CIBC Oppenheimer's Wolfe agreed with part of that rationale.

"Caesars would bring Park Place a new customer segment, from middle and upper middle to top-of-the-line," Wolfe said.

"But Mirage could get a great stretch of contiguous properties in Las Vegas, which would in a sense press their leverage. That would work good in boom times, because they'd have high volumes of high-level plan when the city's running strong.

"Of course, it could work just the opposite when high-end play slows down, and they'd feel that more than they currently do."

The analysts believe that the sooner the sale is made, the better for all concerned -- especially the employees of Caesars World.

"How good can you feel if you know you're the unwanted stepchild?" said Wolfe. "How do you like it when Starwood decides to reinvest dollars and the money goes first to Sister Westin and then to Brother Sheraton?"

Westin and Sheraton are two of Starwood's hotel brands.

"Caesars is clearly up for sale, and whenever a corporate entity makes an announcement like that, it tends to act quickly to avoid employee unrest and bad morale," said Anders. "Caesars World has already lost the head of its Atlantic City casino to Mirage, and another top executive left to go to MGM.

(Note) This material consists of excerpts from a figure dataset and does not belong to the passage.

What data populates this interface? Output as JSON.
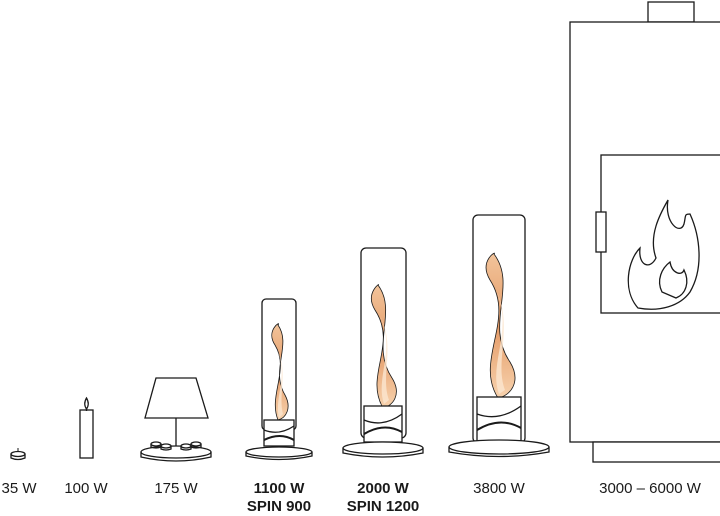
{
  "items": [
    {
      "id": "tealight",
      "line1": "35 W",
      "line2": "",
      "bold": false
    },
    {
      "id": "candle",
      "line1": "100 W",
      "line2": "",
      "bold": false
    },
    {
      "id": "lamp",
      "line1": "175 W",
      "line2": "",
      "bold": false
    },
    {
      "id": "spin900",
      "line1": "1100 W",
      "line2": "SPIN 900",
      "bold": true
    },
    {
      "id": "spin1200",
      "line1": "2000 W",
      "line2": "SPIN 1200",
      "bold": true
    },
    {
      "id": "spin-large",
      "line1": "3800 W",
      "line2": "",
      "bold": false
    },
    {
      "id": "stove",
      "line1": "3000 – 6000 W",
      "line2": "",
      "bold": false
    }
  ],
  "colors": {
    "outline": "#1a1a1a",
    "flame_outer": "#e6a070",
    "flame_inner": "#f4c9a0",
    "flame_core": "#fbe6cf"
  }
}
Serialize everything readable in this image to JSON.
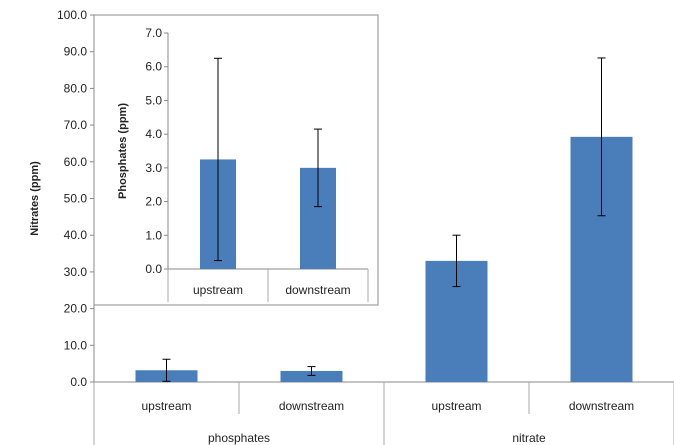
{
  "chart_data": [
    {
      "type": "bar",
      "categories": [
        "upstream",
        "downstream",
        "upstream",
        "downstream"
      ],
      "groups": [
        {
          "label": "phosphates",
          "categories": [
            "upstream",
            "downstream"
          ]
        },
        {
          "label": "nitrate",
          "categories": [
            "upstream",
            "downstream"
          ]
        }
      ],
      "series": [
        {
          "values": [
            3.2,
            3.0,
            33.0,
            66.8
          ],
          "error": [
            3.0,
            1.2,
            7.0,
            21.5
          ]
        }
      ],
      "ylabel": "Nitrates (ppm)",
      "xlabel": "",
      "ylim": [
        0,
        100
      ],
      "yticks": [
        "0.0",
        "10.0",
        "20.0",
        "30.0",
        "40.0",
        "50.0",
        "60.0",
        "70.0",
        "80.0",
        "90.0",
        "100.0"
      ],
      "grid": false,
      "legend": "none",
      "bar_color": "#4a7ebb",
      "error_color": "#000000"
    },
    {
      "type": "bar",
      "categories": [
        "upstream",
        "downstream"
      ],
      "series": [
        {
          "values": [
            3.25,
            3.0
          ],
          "error": [
            3.0,
            1.15
          ]
        }
      ],
      "ylabel": "Phosphates (ppm)",
      "xlabel": "",
      "ylim": [
        0,
        7
      ],
      "yticks": [
        "0.0",
        "1.0",
        "2.0",
        "3.0",
        "4.0",
        "5.0",
        "6.0",
        "7.0"
      ],
      "grid": false,
      "legend": "none",
      "bar_color": "#4a7ebb",
      "error_color": "#000000"
    }
  ]
}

"Right now, Caesars is in a holding pattern and that's not good for its employees, especially when there are new properties willing to hire the best and brightest."

It isn't certain whether the Desert Inn, which has failed to produce a positive return on investment despite a recently completed renovation, would be part of the deal. But Wolfe said that might not necessarily be a deterrent.

"Steve Wynn likes to develop, and there's about 35 acres of vacant land plus the golf course involved in the Desert Inn," he said. "From Arthur Goldberg's standpoint, even if he doesn't want to develop, he's a value guy and would be buying some good land that could be swapped at some point.

"The bottom line is that Caesars is still one of, if not the highest, recognized names in the gaming business," Wolfe said. "It has tremendous value.

"That in itself won't necessarily translate to a successful purchase. It will come down to maintaining the physical plant and executing the right service strategy. And Mirage's service is second to no one."